Book coverI picked up this book, another Berryville score, simply because it was not a Robert E. Howard or Conan book. I’ve passed over Haggard’s She on a couple of occasions–it’s on the book shelves in the hall, which I have looked through when looking for something to read from time to time, but never seemed the right moment for it. This title, on the other hand, shares the title with one of the two Richard Chamberlain Allan Quatermain movies from the 1980s–which was on Showtime, so I saw it a bunch. So I picked it up first amongst the Haggard books. The two I have. As it turns out, this is the first Quatermain book and the book Haggard published before She, so I accidentally got the order right.

So: A British nobleman and a retired Navy captain engage Allan Quatermain, an old elephant hunter, to take them into uncharted Africa in search of the nobleman’s brother who sought to find the legendary mines of King Solomon. Quatermain comes up with a map from an explorer from several hundred years ago purportedly showing the way, and they take off, doing a little hunting along the way. They encounter difficulties crossing a desert and then the mountains, but they find Wakanda Kukuanaland, a hidden tribe in a fertile valley surrounded by mountains. It is ruled by a brutal warlord who deposed his own brother and who follows the advice of an ancient witch who encourages him to conduct annual purges of tribesmen to keep himself in power.

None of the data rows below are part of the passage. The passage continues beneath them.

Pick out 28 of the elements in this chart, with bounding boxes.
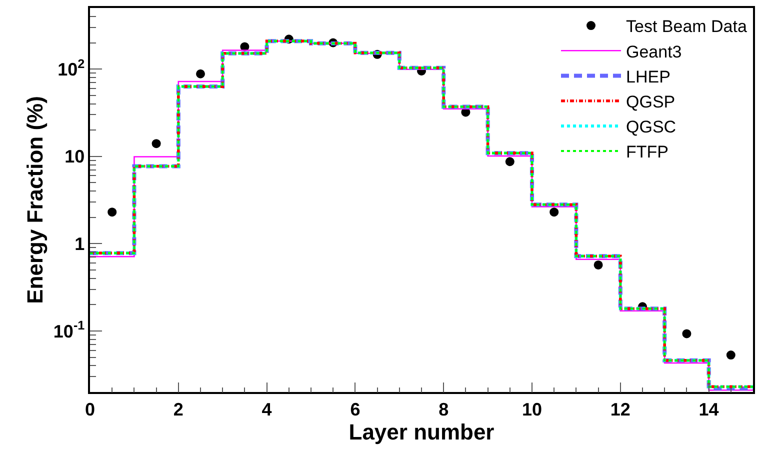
legend-label: FTFP xyxy=(626,142,668,162)
point xyxy=(682,329,692,338)
x-tick-label: 4 xyxy=(262,399,272,420)
y-tick-label: 10$^{2}$ xyxy=(58,56,85,80)
x-axis-title: Layer number xyxy=(348,419,495,444)
x-tick-label: 6 xyxy=(350,399,360,420)
x-tick-label: 12 xyxy=(610,399,630,420)
x-tick-label: 10 xyxy=(522,399,542,420)
point xyxy=(550,208,559,217)
point xyxy=(108,208,117,217)
x-tick-label: 8 xyxy=(438,399,449,420)
point xyxy=(726,350,736,360)
legend-label: LHEP xyxy=(626,67,670,86)
legend-label: QGSP xyxy=(626,92,676,112)
point xyxy=(196,69,205,78)
y-tick-label: 1 xyxy=(74,234,85,254)
x-tick-label: 14 xyxy=(698,399,719,420)
point xyxy=(505,157,514,166)
y-axis-title: Energy Fraction (%) xyxy=(22,96,48,304)
x-tick-label: 0 xyxy=(84,399,96,420)
legend-label: Test Beam Data xyxy=(626,17,748,36)
legend-label: QGSC xyxy=(626,118,676,137)
legend-label: Geant3 xyxy=(626,42,682,62)
y-tick-label: 10 xyxy=(64,146,85,167)
x-tick-label: 2 xyxy=(173,399,184,420)
point xyxy=(152,139,161,148)
point xyxy=(594,260,603,270)
y-tick-label: 10$^{-1}$ xyxy=(53,318,85,342)
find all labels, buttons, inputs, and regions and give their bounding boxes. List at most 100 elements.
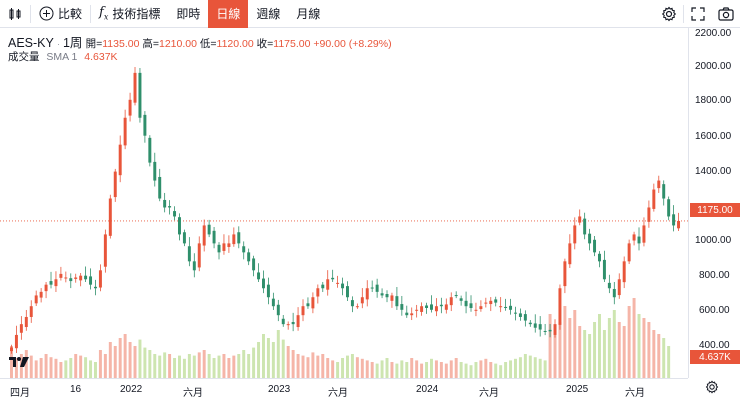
volume-bar [252, 347, 256, 378]
tradingview-logo[interactable] [8, 355, 30, 372]
compare-button[interactable]: 比較 [31, 0, 90, 28]
volume-bar [54, 358, 58, 378]
axis-settings-button[interactable] [705, 380, 719, 397]
candle [197, 236, 201, 272]
volume-bar [509, 360, 513, 378]
candle [98, 264, 102, 292]
candle [138, 68, 142, 123]
candle [94, 279, 97, 296]
volume-bar [533, 357, 537, 378]
price-chart[interactable] [0, 28, 688, 378]
candle [326, 270, 330, 296]
interval-daily[interactable]: 日線 [208, 0, 249, 28]
interval-weekly[interactable]: 週線 [248, 0, 288, 28]
volume-bar [346, 355, 349, 378]
volume-bar [281, 339, 285, 378]
candle [504, 298, 508, 311]
volume-bar [321, 354, 325, 378]
candle [123, 109, 127, 150]
volume-bar [222, 354, 226, 378]
volume-bar [439, 362, 443, 378]
volume-bar [173, 358, 177, 378]
candle [598, 251, 601, 268]
time-axis[interactable]: 四月 16 2022 六月 2023 六月 2024 六月 2025 六月 [0, 378, 688, 400]
price-tick: 600.00 [699, 305, 730, 316]
volume-bar [469, 365, 473, 378]
volume-bar [331, 360, 335, 378]
candle [301, 299, 305, 322]
candle [247, 248, 251, 266]
volume-bar [133, 346, 137, 378]
candle [202, 219, 206, 252]
interval-label: 週線 [256, 7, 281, 21]
interval-label: 日線 [216, 7, 241, 21]
volume-bar [163, 352, 167, 378]
volume-bar [420, 363, 424, 378]
volume-bar [449, 360, 453, 378]
volume-bar [143, 347, 147, 378]
candle [54, 271, 58, 293]
indicators-button[interactable]: fx 技術指標 [91, 0, 168, 28]
volume-bar [563, 306, 567, 378]
volume-bar [306, 357, 310, 378]
interval-label: 月線 [296, 7, 321, 21]
volume-bar [113, 346, 117, 378]
candle [568, 234, 572, 268]
volume-bar [622, 326, 626, 378]
volume-bar [34, 360, 38, 378]
price-tick: 1400.00 [695, 166, 732, 177]
candle [523, 310, 527, 327]
candle [484, 297, 488, 308]
volume-bar [360, 358, 364, 378]
price-tick: 400.00 [699, 340, 730, 351]
candle [64, 271, 68, 283]
chart-type-button[interactable] [0, 0, 30, 28]
volume-bar [227, 358, 231, 378]
volume-bar [291, 350, 295, 378]
candle [252, 255, 256, 277]
volume-bar [405, 362, 409, 378]
volume-bar [158, 355, 162, 378]
candle [469, 295, 473, 312]
price-axis[interactable]: 2200.00 2000.00 1800.00 1600.00 1400.00 … [688, 28, 740, 378]
volume-bar [74, 354, 78, 378]
volume-bar [316, 355, 320, 378]
volume-bar [237, 354, 241, 378]
time-tick: 2022 [120, 384, 143, 395]
candle [444, 298, 448, 314]
volume-bar [266, 338, 270, 378]
settings-button[interactable] [655, 0, 683, 28]
candle [395, 287, 399, 310]
volume-bar [118, 338, 122, 378]
low-value: 1120.00 [216, 38, 254, 50]
interval-monthly[interactable]: 月線 [288, 0, 328, 28]
volume-bar [336, 362, 340, 378]
symbol-legend: AES-KY · 1周 開=1135.00 高=1210.00 低=1120.0… [8, 32, 392, 51]
candle [602, 250, 606, 282]
price-tick: 1600.00 [695, 131, 732, 142]
fullscreen-button[interactable] [684, 0, 712, 28]
candle [672, 205, 676, 232]
volume-bar [583, 330, 587, 378]
volume-bar [10, 346, 13, 378]
volume-bar [632, 298, 636, 378]
interval-realtime[interactable]: 即時 [168, 0, 208, 28]
volume-bar [434, 360, 438, 378]
volume-legend: 成交量 SMA 1 4.637K [8, 49, 118, 64]
volume-bar [410, 358, 414, 378]
interval-name: 1周 [62, 36, 83, 50]
snapshot-button[interactable] [712, 0, 740, 28]
indicators-label: 技術指標 [112, 7, 161, 21]
volume-bar [474, 362, 478, 378]
function-icon: fx [99, 5, 109, 22]
volume-bar [341, 358, 345, 378]
candle [454, 291, 458, 299]
candle [449, 292, 453, 312]
candle [588, 228, 592, 251]
time-tick: 六月 [183, 388, 203, 399]
time-tick: 六月 [625, 388, 645, 399]
candle [617, 273, 621, 299]
candle [237, 226, 241, 249]
candle [59, 266, 63, 281]
volume-bar [59, 362, 63, 378]
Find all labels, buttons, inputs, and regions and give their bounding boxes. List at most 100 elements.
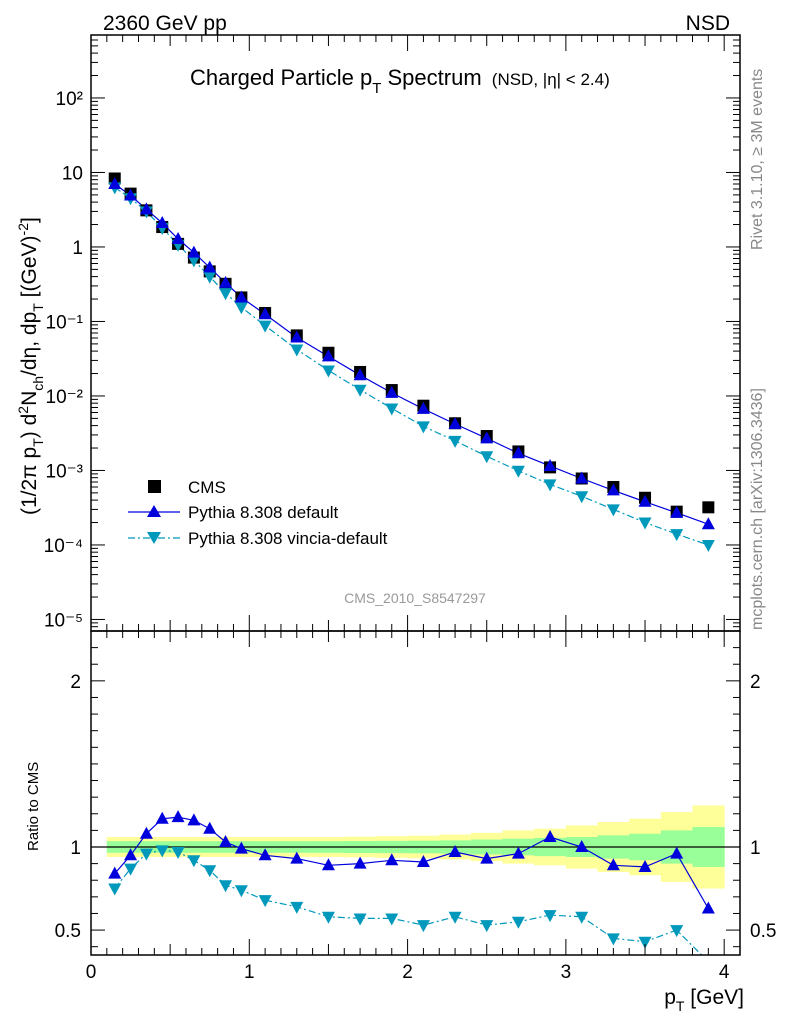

Quatermain and party convince the natives that they’re from the stars, but when the warlord starts to doubt, the group helps the most noble of their porters, Umbopa, the son of the deposed king, to lead a rebellion. After which they are shown the mines by the witch, who dies trying to trap the men in the mines. They escape with but a couple pockets’ full of stones but with their lives, and they find the nobleman’s brother at an oasis on the way back to civilization.

So the film, which I saw over and over, differs greatly from the book as it was recast/recut into an Indiana Jones-style adventure (so common in the 1980s) with a female love interest and whatnot. Still, it made me want to watch the films again.

I was going to call this book a cross between Rudyard Kipling and Edgar Rice Burroughs, but that’s a bit dismissive. The book is credited with being the first of the “lost world” (not “hollow world”) genre, which means it spawned the whole type of adventure story that would influence Robert E. Howard and generations of pulp writers. And Rider Haggard and Rudyard Kipling were life-long friends.

The book might get knocked for its colonialism and portrayal of African natives by facile interpreters hungry for an A or tenure, but it, like so many works, provides a fairly balanced view of Africans as human with a variety of virtues and vices, but that they did not have the Gatling gun and organization that set the West apart at the time. It’s a shame that the work gets dismissed for academic clout and huzzahs. This is a Penguin edition, though, which meant that at least as late as the 1950s it was studied in school.

It reads like a piece of the time; the writing is vivid and has a great deal of depth, but it’s a little slower than pure pulp. Still, it’s not especially archaic, and it should be accessible to any literate person of our time.

So maybe I will get to She sooner rather than later, but I do have a lot of more pulpy works from Berryville which I will likely get to first especially as they have remained together instead of being scattered amongst the Nogglestead stacks.